To evaluate ultrasound characteristics in the prediction of malignant and benign phyllodes tumor of the breast (PTB) by using Logistic regression analysis.

Methods

79 lesions diagnosed as PTB by pathology were analyzed retrospectively. The ultrasound features of PTB were recorded and compared between benign and malignant tumors by using single factor and multiple stepwise Logistic regression analysis. Moreover, the Logistic regression model for malignancy prediction was also established.

Results

There were 79 patients with PTB, including 39 benign PTBs and 40 malignant PTBs (33 borderline PTBs and 7 malignant PTBs by pathologic classification). The area under the ROC curve (AUC) of lesion size and age were 0.737 and 0.850 respectively. There were significant differences in age, lesion size, shape, internal echo, liquefaction, and blood flow between malignant and benign PTBs by using single-factor analysis (P<0.05). Age, internal echo, and liquefaction were significant features by using Logistic regression analysis. The corresponding regression equation In (p/(1 − p) = -3.676+2.919 internal echo +3.029 liquefaction +4.346 age).

Conclusion

Internal echo, age, and liquefaction are independent ultrasound characteristics in predicting the malignancy of PTBs.

Introduction

Phyllodes tumors of the breast (PTBs) are rare fibroepithelial tumors and account for less than 1% of all breast neoplasms [1, 2]. They are typically presented as a leaf-like pattern with combined features from both epithelial lesion and mesenchymal lesionin microscopy. Histologically, depending on their mitotic activity, stromal characteristics, and degree of cellular atypia, the biological behavioral gamut of PTBs ranges from benign, borderline to malignant [3]. The majority of PTBs are benign ones. Among the resected PTBs, benign, borderline and malignant PTBs accounted for 60%, 20%, and 20%, respectively [4, 5]. Surgery is the standard treatment of PTB. Recurrence rates of borderline and malignant PTBs are relatively higher than benign ones [6]. Wide excision of all types of phyllodes is necessary to avoid local recurrence and subsequent surgery, especially for borderline and malignant ones [7, 8]. Furthermore, malignant PTB can metastasize to the lungs, bones, and pleura, which may have fatal effects on patients [9]. Therefore, the pre-operation diagnosis is important for the treatment of PTB.

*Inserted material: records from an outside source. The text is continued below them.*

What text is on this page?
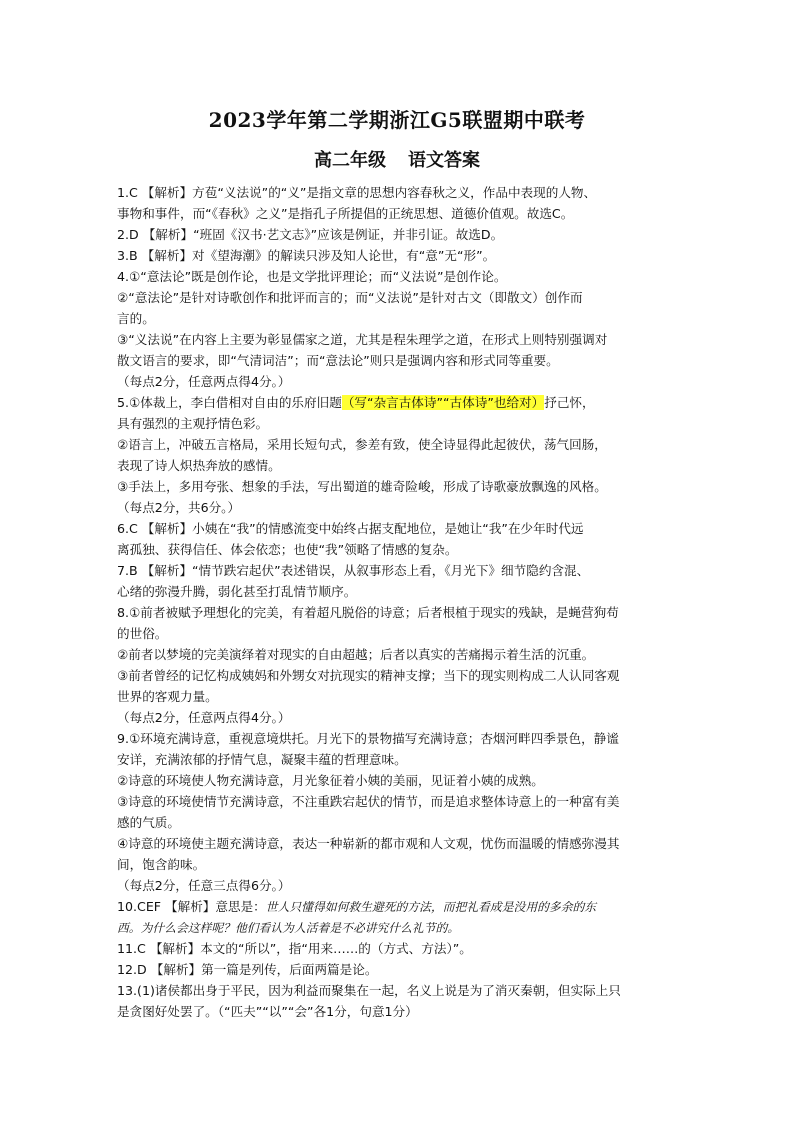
2023学年第二学期浙江G5联盟期中联考
高二年级 语文答案
1.C 【解析】方苞“义法说”的“义”是指文章的思想内容春秋之义，作品中表现的人物、
事物和事件，而“《春秋》之义”是指孔子所提倡的正统思想、道德价值观。故选C。
2.D 【解析】“班固《汉书·艺文志》”应该是例证，并非引证。故选D。
3.B 【解析】对《望海潮》的解读只涉及知人论世，有“意”无“形”。
4.①“意法论”既是创作论，也是文学批评理论；而“义法说”是创作论。
②“意法论”是针对诗歌创作和批评而言的；而“义法说”是针对古文（即散文）创作而
言的。
③“义法说”在内容上主要为彰显儒家之道，尤其是程朱理学之道，在形式上则特别强调对
散文语言的要求，即“气清词洁”；而“意法论”则只是强调内容和形式同等重要。
（每点2分，任意两点得4分。）
5.①体裁上，李白借相对自由的乐府旧题（写“杂言古体诗”“古体诗”也给对）抒己怀，
具有强烈的主观抒情色彩。
②语言上，冲破五言格局，采用长短句式，参差有致，使全诗显得此起彼伏，荡气回肠，
表现了诗人炽热奔放的感情。
③手法上，多用夸张、想象的手法，写出蜀道的雄奇险峻，形成了诗歌豪放飘逸的风格。
（每点2分，共6分。）
6.C 【解析】小姨在“我”的情感流变中始终占据支配地位，是她让“我”在少年时代远
离孤独、获得信任、体会依恋；也使“我”领略了情感的复杂。
7.B 【解析】“情节跌宕起伏”表述错误，从叙事形态上看，《月光下》细节隐约含混、
心绪的弥漫升腾，弱化甚至打乱情节顺序。
8.①前者被赋予理想化的完美，有着超凡脱俗的诗意；后者根植于现实的残缺，是蝇营狗苟
的世俗。
②前者以梦境的完美演绎着对现实的自由超越；后者以真实的苦痛揭示着生活的沉重。
③前者曾经的记忆构成姨妈和外甥女对抗现实的精神支撑；当下的现实则构成二人认同客观
世界的客观力量。
（每点2分，任意两点得4分。）
9.①环境充满诗意，重视意境烘托。月光下的景物描写充满诗意；杏烟河畔四季景色，静谧
安详，充满浓郁的抒情气息，凝聚丰蕴的哲理意味。
②诗意的环境使人物充满诗意，月光象征着小姨的美丽，见证着小姨的成熟。
③诗意的环境使情节充满诗意，不注重跌宕起伏的情节，而是追求整体诗意上的一种富有美
感的气质。
④诗意的环境使主题充满诗意，表达一种崭新的都市观和人文观，忧伤而温暖的情感弥漫其
间，饱含韵味。
（每点2分，任意三点得6分。）
10.CEF 【解析】意思是：世人只懂得如何救生避死的方法，而把礼看成是没用的多余的东
西。为什么会这样呢？他们看认为人活着是不必讲究什么礼节的。
11.C 【解析】本文的“所以”，指“用来……的（方式、方法）”。
12.D 【解析】第一篇是列传，后面两篇是论。
13.(1)诸侯都出身于平民，因为利益而聚集在一起，名义上说是为了消灭秦朝，但实际上只
是贪图好处罢了。（“匹夫”“以”“会”各1分，句意1分）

Ultrasonography (US), mammography, and magnetic resonance imaging (MRI) are considered as the main pre-operational diagnostic methods for PTB. According to previous studies, mammography was inconclusive for differentiating the pathologic grades of PTBs [10, 11]. Several MRI findings or parameters, such as low apparent diffusion coefficient (ADC) and tumor signal intensity, can be used to help determine the histologic grade of PTB [1214]. However, there are very limited studies available focusing on the US characteristics of PTB [15, 16].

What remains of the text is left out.